Please note that the default trained model is trained for an application that is not gaze estimation of a point on a computer screen. As such, their might be some issues currently with the realtime demo results. I will update the model with a properly trained model when I have time.
See the --help
option for the following help when running the realtime demo:
usage: realtime_demo.py [-h] [-c [CALIBRATION]] [--cpu] [-m MODEL] camera_idx [fovx]

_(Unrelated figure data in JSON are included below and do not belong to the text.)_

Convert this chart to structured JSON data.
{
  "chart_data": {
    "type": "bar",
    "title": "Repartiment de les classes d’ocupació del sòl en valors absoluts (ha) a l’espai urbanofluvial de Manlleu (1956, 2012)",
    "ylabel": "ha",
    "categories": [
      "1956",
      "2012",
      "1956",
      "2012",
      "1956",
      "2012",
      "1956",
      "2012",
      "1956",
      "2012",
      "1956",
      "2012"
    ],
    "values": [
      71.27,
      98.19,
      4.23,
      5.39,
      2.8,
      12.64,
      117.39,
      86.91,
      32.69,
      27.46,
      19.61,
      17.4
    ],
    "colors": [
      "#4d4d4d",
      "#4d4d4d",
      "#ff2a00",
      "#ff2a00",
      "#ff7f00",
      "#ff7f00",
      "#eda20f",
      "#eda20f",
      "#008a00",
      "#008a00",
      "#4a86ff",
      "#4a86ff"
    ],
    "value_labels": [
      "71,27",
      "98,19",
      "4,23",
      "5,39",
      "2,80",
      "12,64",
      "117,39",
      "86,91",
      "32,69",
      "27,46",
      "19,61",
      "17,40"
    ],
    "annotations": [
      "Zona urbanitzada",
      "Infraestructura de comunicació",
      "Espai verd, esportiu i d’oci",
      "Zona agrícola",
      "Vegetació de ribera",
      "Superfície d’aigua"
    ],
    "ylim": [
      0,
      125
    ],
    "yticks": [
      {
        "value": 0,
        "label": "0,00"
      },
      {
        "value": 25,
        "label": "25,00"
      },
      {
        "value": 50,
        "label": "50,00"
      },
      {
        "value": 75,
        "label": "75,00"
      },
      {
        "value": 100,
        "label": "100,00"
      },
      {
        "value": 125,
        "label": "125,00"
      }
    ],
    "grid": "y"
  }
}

Real-time gaze estimation demo
positional arguments:
camera_idx OS index of camera to use.
fovx Horizontal FOV in degrees of camera. Does not matter if calib file is given.
optional arguments:
-h, --help show this help message and exit
-c [CALIBRATION], --calibration [CALIBRATION]
Use camera calibration.
--cpu Only use the CPU (disables GPU acceleration).
-m MODEL, --model MODEL
Specify a model path (pth). Defaults to default path specified in source.
Note that the camera calibration option -c
requires a YAML calibration file as generally obtained through OpenCV. Otherwise, by specifying the horizontal FoV of the camera through the fovx
argument, a basic calibration matrix is used. This will be far less accurate, but can be a good approximation for debugging or demonstration purposes.
The -m
option allows you to specify the path of a trained model instead of relying on the default one.